Bright future for blind cats

Dogtime salutes North Carolina’s Blind Cat Rescue.

How did your organization get started?
We began as volunteers for another animal shelter. A blind kitten came to us indirectly through them, and taught us that a blind cat is just like a seeing cat. Louie also taught us that blind cats do not complain about their lot in life, they just get on with the job of living. From the shelter came our next two blind cats and thus Blind Cat Rescue began.

Louie looking right at home

What is your mission?
Our mission is to give shelters and owners a safe placement for blind cats because most open admission or animal control shelters deem a blind cat unadoptable and they are destroyed. Also to teach the public that blind cats are wonderful loving companions and no more disabled than their seeing counterparts.

How do most of your animals find their way to you?
They have come to us from owners, from animal control shelters, and from other rescues. We have even found one at our local trash dump. We have cats come to us from all over the US and even two from Kuwait.

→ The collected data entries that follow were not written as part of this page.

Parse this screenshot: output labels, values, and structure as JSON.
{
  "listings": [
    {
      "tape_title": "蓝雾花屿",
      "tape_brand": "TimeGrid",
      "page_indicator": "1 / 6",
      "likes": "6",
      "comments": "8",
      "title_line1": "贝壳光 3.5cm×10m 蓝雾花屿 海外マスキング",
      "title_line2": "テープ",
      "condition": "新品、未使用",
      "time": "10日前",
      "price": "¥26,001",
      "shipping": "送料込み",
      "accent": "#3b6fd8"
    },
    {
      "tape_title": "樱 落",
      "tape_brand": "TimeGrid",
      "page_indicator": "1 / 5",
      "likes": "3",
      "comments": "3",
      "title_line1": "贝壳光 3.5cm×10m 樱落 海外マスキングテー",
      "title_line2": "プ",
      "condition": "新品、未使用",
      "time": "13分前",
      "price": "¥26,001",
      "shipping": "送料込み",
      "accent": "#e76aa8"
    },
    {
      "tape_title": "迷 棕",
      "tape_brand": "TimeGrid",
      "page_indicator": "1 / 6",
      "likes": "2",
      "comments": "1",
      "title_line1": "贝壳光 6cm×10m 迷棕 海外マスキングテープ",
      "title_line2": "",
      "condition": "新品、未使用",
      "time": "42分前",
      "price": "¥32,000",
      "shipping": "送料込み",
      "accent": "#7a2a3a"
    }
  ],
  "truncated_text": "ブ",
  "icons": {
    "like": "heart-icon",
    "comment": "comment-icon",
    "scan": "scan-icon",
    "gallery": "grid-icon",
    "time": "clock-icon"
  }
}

What happens to the animals once they are in your care?
They are immediately taken to our vet and given complete physicals, including blood work, dental exams, appropriate vaccinations, and spayed or neutered. Also if their eyes need removing, that is done at the same time. We also address any other health needs.

Tell us about a particularly compelling animal or inspiring rescue.
Louie was our first blind cat. A man came up to us at a Petsmart adoptathon with a very sick kitten, trying to get the shelter to take him. The man tried to tell the shelter director that he looked like he did (eyes crusted shut, nose caked) because of allergies. The director would not take this kitten without some financial assistance from this man to pay for the antibiotics this animal obviously need. The man said, “Fine, I will leave him outside in the parking lot.” And he turned to leave.

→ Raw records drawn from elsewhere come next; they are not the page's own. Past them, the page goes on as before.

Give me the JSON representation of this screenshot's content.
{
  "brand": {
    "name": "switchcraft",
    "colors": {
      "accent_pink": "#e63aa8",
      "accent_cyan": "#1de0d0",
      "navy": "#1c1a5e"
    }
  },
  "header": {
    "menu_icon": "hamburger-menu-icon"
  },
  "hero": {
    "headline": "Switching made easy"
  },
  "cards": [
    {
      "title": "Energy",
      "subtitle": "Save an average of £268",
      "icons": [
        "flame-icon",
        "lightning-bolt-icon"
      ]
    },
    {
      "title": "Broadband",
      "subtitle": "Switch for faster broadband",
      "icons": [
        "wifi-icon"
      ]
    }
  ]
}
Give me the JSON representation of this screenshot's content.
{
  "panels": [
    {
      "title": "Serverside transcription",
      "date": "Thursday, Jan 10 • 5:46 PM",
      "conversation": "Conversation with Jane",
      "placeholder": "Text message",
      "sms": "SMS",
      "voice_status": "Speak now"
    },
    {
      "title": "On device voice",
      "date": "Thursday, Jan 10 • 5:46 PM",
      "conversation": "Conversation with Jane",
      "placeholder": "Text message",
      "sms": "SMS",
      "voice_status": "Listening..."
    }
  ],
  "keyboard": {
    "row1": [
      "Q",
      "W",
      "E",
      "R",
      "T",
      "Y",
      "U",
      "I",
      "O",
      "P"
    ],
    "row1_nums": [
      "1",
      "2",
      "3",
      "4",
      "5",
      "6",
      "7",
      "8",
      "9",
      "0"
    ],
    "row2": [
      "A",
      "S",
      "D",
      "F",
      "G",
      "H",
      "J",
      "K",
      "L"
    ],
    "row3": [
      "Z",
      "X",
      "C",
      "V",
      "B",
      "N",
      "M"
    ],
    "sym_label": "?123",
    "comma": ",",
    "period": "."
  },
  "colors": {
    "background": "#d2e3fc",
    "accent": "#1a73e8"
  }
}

At this point I stopped him and said I would take him. This poor little thing wasn’t more than six weeks old and just looked desperate for help! Got him on antibiotics, as his eyes were blown from the infection (we had them removed), but that sure didn’t stop Louie. When it was time to neuter him the shelter vet said we should euthanize this cat. What kind of quality of life could a blind cat have? Louie is a very loving fellow who spends his days outside in a safe fenced yard, climbing trees and chasing birds. I think he would tell you his quality of life is just fine.